I've installed cloud-aws plugin on the es client for the target cluster and I set permissions to the S3 bucket using environment variables. I have the config and action file in place for curator. I've verified the AWS permissions to the S3 bucket, but I'm not sure how to verify the permissions from the elasticsearch cluster's perspective. When I try running the curator job I get the following:
get_repository:662 Repository my-elk-snapshots not found.
I know that if I were to use elasticsearch directly I would need to create a reference to the S3 bucket so that the cluster knows about it. Is this the case for a fresh restore? I think that curator uses the elasticsearch cluster under the hood, but I'm confused about this scenario since the cluster is essentially blank.
How did you add the repository to the original (source) cluster? You need to use the exact same steps to add the repository to the new (target) cluster. Only then will the repository be readable by the new cluster. That's why you're getting the "repository not found" message. It has to be added to the new cluster so that snapshots are visible, and therefore able to be restored.
How do I move Elasticsearch data from one server to another?
I have server A running Elasticsearch 1.4.2 on one local node with multiple indices. I would like to copy that data to server B running Elasticsearch with the same version. The lucene_version is also same on both the servers.But when I copy all the files to server B data is not migrated it only shows the mappings of all the node. I tried the same procedure on my local computer and it worked perfectly. Am I missing something on the server end?
This can be achieved by multiple ways. The easier and safest way is to create a replica on the new node. Replica can be created by starting a new node on the new server by assigning the same cluster name. (if you have changed other network configurations then you might need to change that also). If you have initialized your index with no replica before then you can change the number of replica online using update settings api
Your cluster will be in yellow state until your datas are in sync.Normal operations won't get affected.
Once your cluster state is in green you can shut down the server you do not wish to have. At this stage your cluster stage will go to yellow again. You can use the update setting to change replica count to 0 / add other nodes to bring cluster state in green state.
This way is recommended only if both your servers are on the same network else data syncing will take lots of time.
Another way is to use snapshot. You can create a snapshot on your old server. Copy the snapshot files from the old server to new server in the same location. On the new server create the same snapshot on the same location. You will find the snapshot file you copied. You can restore it using that. Doing it using command line can be a bit cumbersome. You can use a plugin like kopf which will make taking snapshot and restore as easy as button click.
Given Elasticsearch cluster with several machines, I would want to have a single machine(special node) that is located on a different geographical region that can effectively sync with the cluster for read only purpose. (i.e. no write for the special node; and that special node should be able to handle all query on its own). Is it possible and how can this be done?
With elasticsearch 1.0 (currently available in RC1) you can use the snapshot & restore api; have a look at this blog too to know more.
You can basically make a snapshot of your indices, then copy the snapshot over to the secondary location and restore it into a different cluster.

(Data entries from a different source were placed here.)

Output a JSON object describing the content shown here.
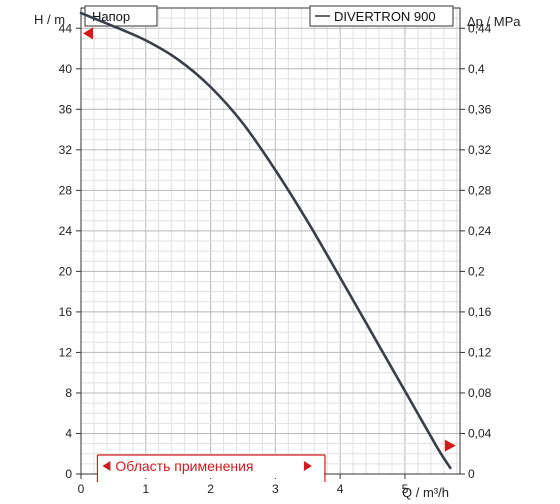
{
  "chart_data": {
    "type": "line",
    "title": "Напор",
    "xlabel": "Q / m³/h",
    "ylabel_left": "H / m",
    "ylabel_right": "Δp / MPa",
    "xlim": [
      0,
      5.85
    ],
    "ylim": [
      0,
      46
    ],
    "y2lim": [
      0,
      0.46
    ],
    "x_ticks": [
      "0",
      "1",
      "2",
      "3",
      "4",
      "5"
    ],
    "y_ticks": [
      "0",
      "4",
      "8",
      "12",
      "16",
      "20",
      "24",
      "28",
      "32",
      "36",
      "40",
      "44"
    ],
    "y2_ticks": [
      "0",
      "0,04",
      "0,08",
      "0,12",
      "0,16",
      "0,2",
      "0,24",
      "0,28",
      "0,32",
      "0,36",
      "0,4",
      "0,44"
    ],
    "grid": true,
    "legend_position": "top-right",
    "series": [
      {
        "name": "DIVERTRON 900",
        "color": "#3a3f47",
        "x": [
          0,
          0.5,
          1.0,
          1.5,
          2.0,
          2.5,
          3.0,
          3.5,
          4.0,
          4.5,
          5.0,
          5.5,
          5.7
        ],
        "y": [
          45.5,
          44.2,
          42.8,
          40.9,
          38.2,
          34.6,
          30.0,
          24.9,
          19.4,
          13.8,
          8.2,
          2.6,
          0.6
        ]
      }
    ],
    "markers": [
      {
        "x": 0,
        "y": 43.5,
        "direction": "left",
        "color": "#d01c1c"
      },
      {
        "x": 5.6,
        "y": 2.8,
        "direction": "right",
        "color": "#d01c1c"
      }
    ],
    "application_range": {
      "label": "Область применения",
      "x_start": 0.3,
      "x_end": 3.75,
      "color": "#d01c1c"
    }
  }
}
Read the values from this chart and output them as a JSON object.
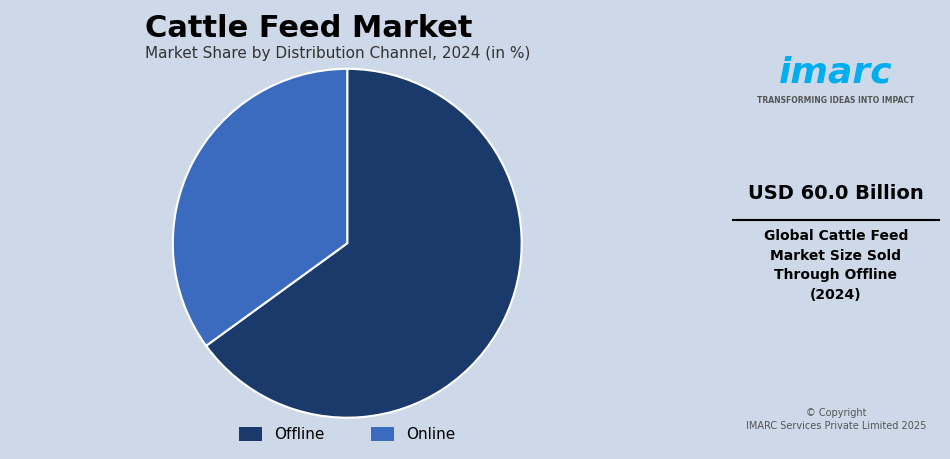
{
  "title": "Cattle Feed Market",
  "subtitle": "Market Share by Distribution Channel, 2024 (in %)",
  "slices": [
    {
      "label": "Offline",
      "value": 65,
      "color": "#1a3a6b"
    },
    {
      "label": "Online",
      "value": 35,
      "color": "#3a6bbf"
    }
  ],
  "bg_color": "#cdd8e8",
  "right_panel_bg": "#ffffff",
  "title_fontsize": 22,
  "subtitle_fontsize": 11,
  "legend_fontsize": 11,
  "right_panel_value": "USD 60.0 Billion",
  "right_panel_desc": "Global Cattle Feed\nMarket Size Sold\nThrough Offline\n(2024)",
  "copyright": "© Copyright\nIMARC Services Private Limited 2025",
  "startangle": 90
}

The nice part is that snapshots are incremental, which means that only the files that have changed since the last snapshot are actually backed up. You can then create snapshots at regular intervals, and import them into the secondary cluster.
If you are not using 1.0 yet, I would suggest to have a look at it, snapshot & restore is a great addition. You can still make backups manually and restore them with 0.90, but you don't have a nice api to do that and you need to do everything pretty much manually.